Tuesday, August 8, 2017

The Giant-Slayer by Iain Lawrence

Iain Lawrence writes books that are treasures for the literati. The Giant-Slayer is not a children’s book in the traditional sense, and yet certainly young readers will understand it. It is also not a contemporary adult novel, although its topic and themes have resonance in our frightening adult world. Published by Yearling in 2009, The Giant-Slayer and other Lawrence books are all fascinating books. The topic here is polio. Although polio (Poliomyelitis, an infectious viral disease that sometimes results in paralysis) is no longer prevalent, it still exists and there is no known cure. Lawrence does not approach polio with rose-colored filters.

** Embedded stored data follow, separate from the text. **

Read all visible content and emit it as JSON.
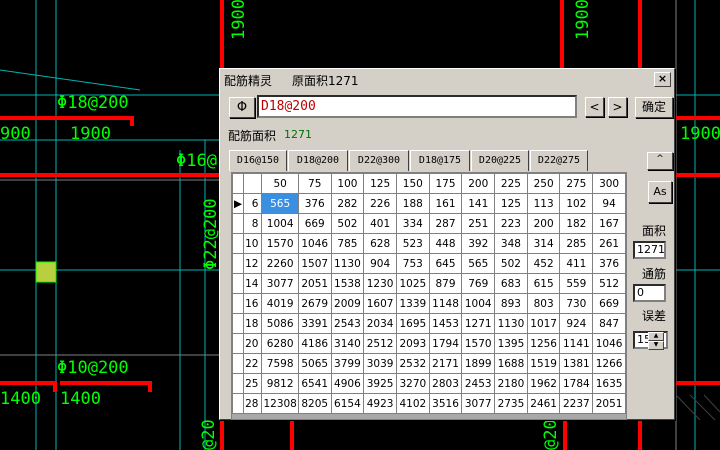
{
  "cad": {
    "labels": {
      "dim_top_a": "1900",
      "dim_top_b": "1900",
      "rebar_a": "Φ18@200",
      "dim_left_a": "900",
      "dim_left_b": "1900",
      "rebar_b": "Φ16@",
      "dim_vert": "Φ22@200",
      "dim_right": "1900",
      "rebar_c": "Φ10@200",
      "dim_bot_a": "1400",
      "dim_bot_b": "1400",
      "dim_bot_c": "@20",
      "dim_bot_d": "@20"
    }
  },
  "dialog": {
    "title": "配筋精灵",
    "original_area": "原面积1271",
    "close_label": "×",
    "symbol_button": "Φ",
    "spec_value": "D18@200",
    "prev_label": "<",
    "next_label": ">",
    "ok_label": "确定",
    "area_label": "配筋面积",
    "area_value": "1271",
    "tabs": [
      "D16@150",
      "D18@200",
      "D22@300",
      "D18@175",
      "D20@225",
      "D22@275"
    ],
    "up_label": "^",
    "as_label": "As",
    "side": {
      "area_label": "面积",
      "area_value": "1271",
      "through_label": "通筋",
      "through_value": "0",
      "error_label": "误差",
      "error_value": "15"
    },
    "grid": {
      "row_marker": "▶",
      "col_headers": [
        "50",
        "75",
        "100",
        "125",
        "150",
        "175",
        "200",
        "225",
        "250",
        "275",
        "300"
      ],
      "rows": [
        {
          "d": "6",
          "v": [
            "565",
            "376",
            "282",
            "226",
            "188",
            "161",
            "141",
            "125",
            "113",
            "102",
            "94"
          ]
        },
        {
          "d": "8",
          "v": [
            "1004",
            "669",
            "502",
            "401",
            "334",
            "287",
            "251",
            "223",
            "200",
            "182",
            "167"
          ]
        },
        {
          "d": "10",
          "v": [
            "1570",
            "1046",
            "785",
            "628",
            "523",
            "448",
            "392",
            "348",
            "314",
            "285",
            "261"
          ]
        },
        {
          "d": "12",
          "v": [
            "2260",
            "1507",
            "1130",
            "904",
            "753",
            "645",
            "565",
            "502",
            "452",
            "411",
            "376"
          ]
        },
        {
          "d": "14",
          "v": [
            "3077",
            "2051",
            "1538",
            "1230",
            "1025",
            "879",
            "769",
            "683",
            "615",
            "559",
            "512"
          ]
        },
        {
          "d": "16",
          "v": [
            "4019",
            "2679",
            "2009",
            "1607",
            "1339",
            "1148",
            "1004",
            "893",
            "803",
            "730",
            "669"
          ]
        },
        {
          "d": "18",
          "v": [
            "5086",
            "3391",
            "2543",
            "2034",
            "1695",
            "1453",
            "1271",
            "1130",
            "1017",
            "924",
            "847"
          ]
        },
        {
          "d": "20",
          "v": [
            "6280",
            "4186",
            "3140",
            "2512",
            "2093",
            "1794",
            "1570",
            "1395",
            "1256",
            "1141",
            "1046"
          ]
        },
        {
          "d": "22",
          "v": [
            "7598",
            "5065",
            "3799",
            "3039",
            "2532",
            "2171",
            "1899",
            "1688",
            "1519",
            "1381",
            "1266"
          ]
        },
        {
          "d": "25",
          "v": [
            "9812",
            "6541",
            "4906",
            "3925",
            "3270",
            "2803",
            "2453",
            "2180",
            "1962",
            "1784",
            "1635"
          ]
        },
        {
          "d": "28",
          "v": [
            "12308",
            "8205",
            "6154",
            "4923",
            "4102",
            "3516",
            "3077",
            "2735",
            "2461",
            "2237",
            "2051"
          ]
        }
      ]
    }
  },
  "colors": {
    "accent": "#3a8fe0",
    "spec_text": "#c00000",
    "area_text": "#007000",
    "cad_red": "#ff0000",
    "cad_green": "#00ff00",
    "cad_cyan": "#00c8c8"
  }
}
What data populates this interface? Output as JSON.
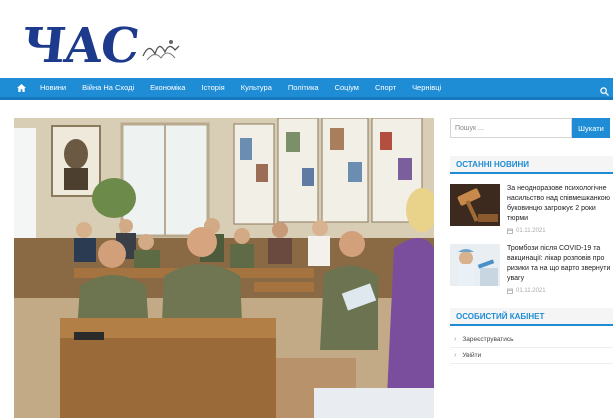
{
  "site": {
    "logo_text": "ЧАС",
    "accent": "#1f8dd6",
    "logo_color": "#1d3a8c"
  },
  "nav": {
    "home_icon": "home-icon",
    "items": [
      "Новини",
      "Війна На Сході",
      "Економіка",
      "Історія",
      "Культура",
      "Політика",
      "Соціум",
      "Спорт",
      "Чернівці"
    ],
    "search_icon": "search-icon"
  },
  "photo": {
    "icon": "photo-classroom-soldiers"
  },
  "sidebar": {
    "search": {
      "placeholder": "Пошук ...",
      "button": "Шукати"
    },
    "latest": {
      "title": "ОСТАННІ НОВИНИ",
      "items": [
        {
          "title": "За неодноразове психологічне насильство над співмешканкою буковинцю загрожує 2 роки тюрми",
          "date": "01.11.2021",
          "thumb": "gavel-thumb"
        },
        {
          "title": "Тромбози після COVID-19 та вакцинації: лікар розповів про ризики та на що варто звернути увагу",
          "date": "01.11.2021",
          "thumb": "vaccine-thumb"
        }
      ]
    },
    "cabinet": {
      "title": "ОСОБИСТИЙ КАБІНЕТ",
      "items": [
        "Зареєструватись",
        "Увійти"
      ]
    }
  }
}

In the spring of 1955, Laurie Valentine learns that her friend Dickie Espinosa has polio and she decides to visit him in the nearby hospital. Dickie and two other children are inside an iron lung. The Iron lung treatment was once common, sealing the patient in an airtight container which assisted with lung function. Dickie is a fan of Fess Parker and his coonskin cap is hanging in view as a means to comfort him. The historical background and cultural references add another level of depth to the narrative. Laurie decides to tell Dickie and the other children stories to help pass their time. The ensuing narrative structure alternates between the fantasy world Laurie creates, which becomes incredibly real to the polio-stricken children, and the very harsh world where Laurie herself is at risk of contracting polio. The story is at times very sad, as you would expect, but Lawrence is such a fine writer that I’m confident most readers will be swept along by this tale. I have read many of Lawrence’s books and I treasure them all. Also recommended are Gemini Summer, The Lightkeeper’s Daughter, Ghost Boy and his “High Seas Trilogy” – The Wreckers, The Smugglers, and The Buccaneers. NOTE: To avoid confusion when searching for his books on Amazon, Lawrence’s first name is spelled with the double “i” – I. A. I. N. – rather than “Ian.”